Omni-NegCLIP: Enhancing CLIP with Front-Layer Contrastive Fine-Tuning for Comprehensive Negation Understanding

arXiv cs.CV / 4/1/2026

💬 OpinionIdeas & Deep AnalysisModels & Research

Key Points

  • The paper introduces Omni-NegCLIP, a fine-tuned version of CLIP designed to improve vision-language models’ understanding of two common forms of negation: presence-based and absence-based negation.
  • It modifies CLIP’s original InfoNCE contrastive loss using separate objectives that (a) separate images from presence-based negated captions while pulling them toward original caption embeddings, and (b) better align images with both original and absence-based negated captions while preserving semantic distinction between the relevant text embeddings.
  • The authors fine-tune only the front transformer layers of CLIP’s text encoder during training, based on observations that earlier layers learn negated text representations more effectively than later layers.
  • Experiments report substantial gains over pretrained CLIP, including up to a 52.65% improvement for presence-based negation and up to a 12.50% improvement for absence-based negation, while not degrading— and sometimes improving—general image-text retrieval performance (up to 19.62%).
  • Compared with prior approaches, Omni-NegCLIP is presented as having a more comprehensive capability across multiple negation task types.

Abstract

Vision-Language Models (VLMs) have demonstrated strong capabilities across a wide range of multimodal tasks.
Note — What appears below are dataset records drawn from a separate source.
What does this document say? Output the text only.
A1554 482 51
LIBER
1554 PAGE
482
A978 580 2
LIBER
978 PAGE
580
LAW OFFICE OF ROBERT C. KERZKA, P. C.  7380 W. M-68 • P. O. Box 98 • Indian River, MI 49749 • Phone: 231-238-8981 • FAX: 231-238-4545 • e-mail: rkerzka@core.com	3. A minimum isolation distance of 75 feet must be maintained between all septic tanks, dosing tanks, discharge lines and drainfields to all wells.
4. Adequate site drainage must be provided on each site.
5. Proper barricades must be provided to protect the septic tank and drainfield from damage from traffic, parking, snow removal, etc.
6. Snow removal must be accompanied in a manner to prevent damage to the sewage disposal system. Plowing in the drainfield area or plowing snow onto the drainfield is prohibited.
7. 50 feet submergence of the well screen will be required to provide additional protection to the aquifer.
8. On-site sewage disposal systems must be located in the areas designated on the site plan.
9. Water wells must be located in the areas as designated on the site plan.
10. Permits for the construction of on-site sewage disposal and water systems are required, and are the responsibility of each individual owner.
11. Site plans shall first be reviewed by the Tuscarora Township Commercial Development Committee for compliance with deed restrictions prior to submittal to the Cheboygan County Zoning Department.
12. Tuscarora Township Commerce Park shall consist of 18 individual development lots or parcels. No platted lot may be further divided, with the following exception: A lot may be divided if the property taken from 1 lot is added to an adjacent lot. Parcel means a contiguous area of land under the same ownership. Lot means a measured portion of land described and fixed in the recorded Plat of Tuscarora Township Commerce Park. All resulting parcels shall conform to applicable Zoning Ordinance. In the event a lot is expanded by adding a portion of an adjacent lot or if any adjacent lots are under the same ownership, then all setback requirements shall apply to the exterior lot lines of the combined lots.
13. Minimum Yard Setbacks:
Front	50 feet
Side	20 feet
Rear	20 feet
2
However, recent studies have shown that VLMs, such as CLIP, perform poorly in understanding negation expressions, which are common in natural language. In this work, we propose Omni-NegCLIP, a fine-tuned CLIP model that improves CLIP's understanding of two types of negation, namely presence-based negation and absence-based negation, which correspond to negated expressions of objects that are actually present in an image and those that may plausibly exist in an image but are in fact absent, respectively, by modifying CLIP's original InfoNCE contrastive loss. Specifically, we design a presence-based contrastive objective that pulls image embeddings closer to their original caption embeddings while pushing them away from the corresponding presence-based negated caption embeddings, and an absence-based contrastive objective that aligns image embeddings with both original and absence-based negated caption embeddings while maintaining a semantic distinction between the two text embeddings. Based on our observation that the front transformer layers of CLIP text encoder have stronger learning ability for negated text than the later layers, we fine-tune the front transformer layers of the CLIP text encoder at each training step using the combined contrastive objective. Experimental results show that, compared with pretrained CLIP, Omni-NegCLIP improves performance on presence-based negation and absence-based negation tasks by up to 52.65% and 12.50%, respectively, without sacrificing general capability in image-text retrieval and even improving it by up to 19.62%. Compared with prior works, Omni-NegCLIP demonstrates a more comprehensive ability to understand multiple types of negation tasks.